Ms Whaley, a domestic violence service worker, recognised the signs after meeting Ms Clarke at the couple’s Integr8 fitness centre in Capalaba, southeast of Brisbane, last year.
Ms Clarke confided in her that Baxter had spoken of threatening a previous partner that he would harm himself and his son from that relationship if the partner left him.
In a Facebook post after Ms Clarke’s death, Ms Whaley said: “At first you were confused and told me that you had never thought of being in a domestic violent relationship as you explained ‘he never hit me’.
“We talked about the different types of violence including financial abuse, sexual abuse, emotional abuse and you experienced all of them.

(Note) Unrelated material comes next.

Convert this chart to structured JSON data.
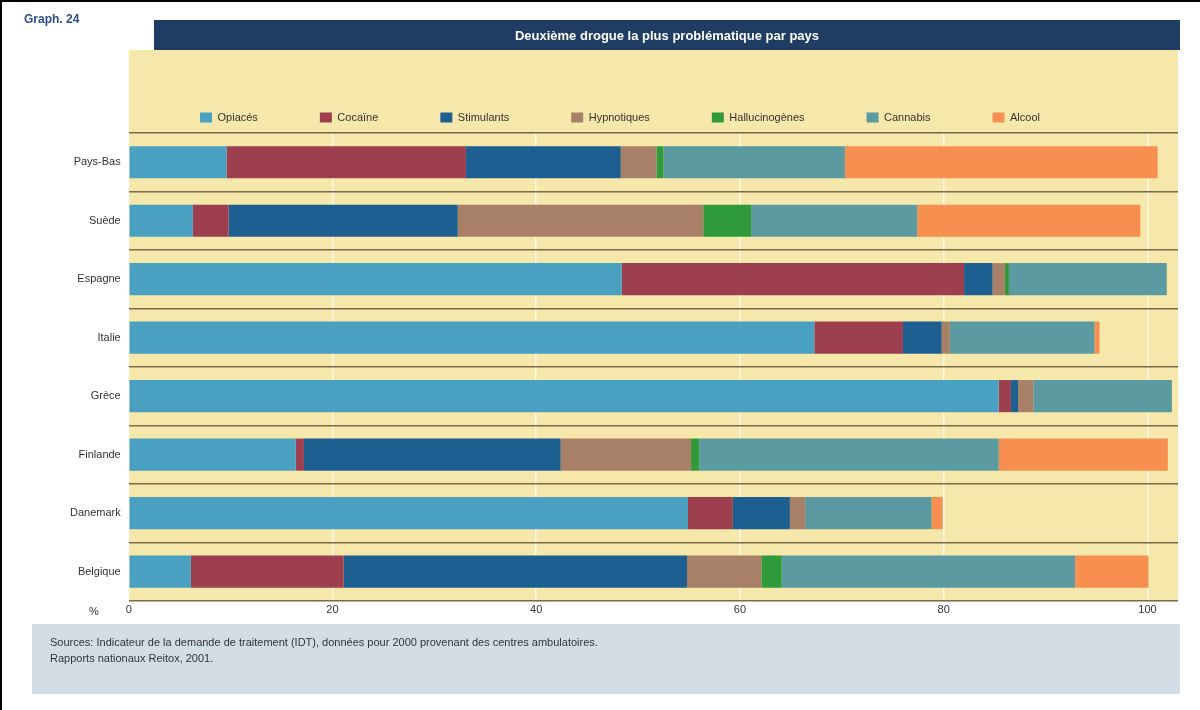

“This was not an act as a result of mental health issues or financial problems. This was a premeditated, deliberate decision.’’
Ms Clarke told friends she was so glad she got out when she did. But domestic violence advocate Betty Taylor, from the Red Rose Foundation, said leaving a troubled relationship was one of the most dangerous times for a woman.
“We get asked all the time, ‘why doesn’t she leave’. But the leaving itself can be a trigger,’’ Ms Taylor said.
“The research is showing that the first three to four months post-separation (is the most dangerous time). But sometimes homicides have occurred six to 12 months after because there can be new triggers.”
Ms Clarke had taken steps to keep herself and her children safe, obtaining a restraining order to keep her husband away from her. In the end it was just a piece of paper.
Ms Taylor said women should never underestimate what a possessive and controlling partner could be capable of.
“Sometimes if there’s no physical violence, people miss the signs,’’ she said. “Jealousy, possessiveness, stalking, tracking devices on cars and phones, messages they might write on Facebook, conversations they might have with their mates. All of those things can tell us how dangerous a person is likely to be.’’
Ms Clarke’s parents cannot bring themselves to think about the day their daughter and grandchildren died, so close to their home.
Their daughter was so badly burned that an imprint of the sole of her foot was the only identifying feature police were able to take as she lay in hospital.
They hope it can become a symbol of their daughter’s bravery and the steps that need to be taken to fight the scourge of domestic violence.
Ms Clarke’s friends have vowed to raise their sons differently, to become strong, not monsters, and bring about real change.